The next morning the mules, harnessed and hitched, would not go. Mary Bee had the reins. She clucked till her tongue tired. Briggs sat impassive beside her. She stood up, grasped the reins, and gave each beast a smart switch on the croup. Neither budged. The Thinker twitched his ears. The Worker was adamant. She gave them a second switch. They would not go. She consigned them to Perdition. She switched again. They stood stubborn as—as mules.
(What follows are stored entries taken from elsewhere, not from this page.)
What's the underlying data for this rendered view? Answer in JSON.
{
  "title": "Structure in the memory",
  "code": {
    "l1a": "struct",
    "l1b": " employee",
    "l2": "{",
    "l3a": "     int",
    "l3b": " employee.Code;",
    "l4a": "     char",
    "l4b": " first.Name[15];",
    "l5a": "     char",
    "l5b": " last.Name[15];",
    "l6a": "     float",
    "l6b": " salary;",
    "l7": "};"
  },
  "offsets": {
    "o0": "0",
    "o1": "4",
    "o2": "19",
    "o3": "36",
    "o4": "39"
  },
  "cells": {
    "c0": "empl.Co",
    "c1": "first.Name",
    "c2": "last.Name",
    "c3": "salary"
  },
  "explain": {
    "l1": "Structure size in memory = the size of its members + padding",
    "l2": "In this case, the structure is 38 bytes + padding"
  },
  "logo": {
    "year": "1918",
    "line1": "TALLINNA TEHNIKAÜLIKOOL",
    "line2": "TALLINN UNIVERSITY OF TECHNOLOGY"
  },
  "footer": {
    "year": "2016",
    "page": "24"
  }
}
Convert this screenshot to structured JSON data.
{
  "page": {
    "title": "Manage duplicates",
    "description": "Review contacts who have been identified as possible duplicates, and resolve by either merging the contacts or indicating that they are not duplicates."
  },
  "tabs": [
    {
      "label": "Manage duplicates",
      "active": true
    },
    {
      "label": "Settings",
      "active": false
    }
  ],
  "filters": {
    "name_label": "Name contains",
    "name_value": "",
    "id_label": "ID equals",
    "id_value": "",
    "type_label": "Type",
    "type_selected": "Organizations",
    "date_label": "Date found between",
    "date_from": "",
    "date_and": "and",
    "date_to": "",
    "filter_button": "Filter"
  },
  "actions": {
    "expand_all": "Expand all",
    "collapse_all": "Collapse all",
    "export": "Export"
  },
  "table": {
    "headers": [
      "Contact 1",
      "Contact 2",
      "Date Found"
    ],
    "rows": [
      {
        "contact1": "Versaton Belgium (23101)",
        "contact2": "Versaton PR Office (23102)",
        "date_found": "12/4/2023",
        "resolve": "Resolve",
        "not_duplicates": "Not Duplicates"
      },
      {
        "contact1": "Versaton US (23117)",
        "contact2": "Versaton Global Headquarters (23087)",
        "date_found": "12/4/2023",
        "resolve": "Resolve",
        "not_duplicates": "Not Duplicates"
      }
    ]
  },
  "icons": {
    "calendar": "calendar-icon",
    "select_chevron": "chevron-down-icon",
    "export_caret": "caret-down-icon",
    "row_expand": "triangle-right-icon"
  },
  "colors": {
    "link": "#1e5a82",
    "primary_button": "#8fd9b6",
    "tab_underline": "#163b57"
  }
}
“Damn!” she cried, and sat down.

Briggs got down and unhitched them, and taking the span by both bridles, trailing the reins, led them out of the shafts and around the wagon in a wide circle, backed them into the shafts, hitched them up again as though for the first time that morning, handed Mary Bee the reins, and took his seat.

She clucked.

Away they went.

She looked at Briggs, who was looking at her, and he did something so startling she could have fallen from the seat.

He gave her a wink.

•   •   •

As the long miles hissed and grumbled under the wheels of the frame wagon, she studied her four charges with great interest, making daily entries in a kind of mental notebook.

There was no change in the condition of Mrs. Petzke, who had been terrorized into insanity. Her paralysis persisted. She could walk only with an arm about her waist, moving and supporting her, and could take nourishment only if fed by hand. She seemed never to sleep. Mary Bee would peer in at her as she lay under the wagon at night, tethered by a wrist to a wheel spoke, and her eyes were always open, the pupils always dilated. Sometimes she whimpered. It was as though the poor woman was still besieged by wolves, and would be as long as she lived.

Mrs. Sours seemed to have lost permanently the use of her legs. Briggs carried her to meals and to relieve herself. Awake or asleep, she clutched the rag doll. She was scrawny, her cheeks pale, her flaxen hair had no luster, and incredibly, for a girl of nineteen, she showed no animation. Mary Bee fed her, too, by morsel, with her fingers. She opened her mouth for food like an infant, but ate without appetite. Her paralysis seemed to be as much of the will as of the body, and to Mary Bee she was the most pitiful of the four.

The dangerous one, Mrs. Svendsen, turned out to be anything but homicidal. Now that she had been removed from the presence of her husband, the hate that had glittered in her eyes was gone and she seemed entirely harmless. When spoken to, as Mary Bee did, she made no response except to say, from time to time, and in a placid manner, “God will strike you down.” She was frequently sleepless at night, turning and tossing under the wagon with sighs and groans, due perhaps to an inner agitation which did not manifest itself by day.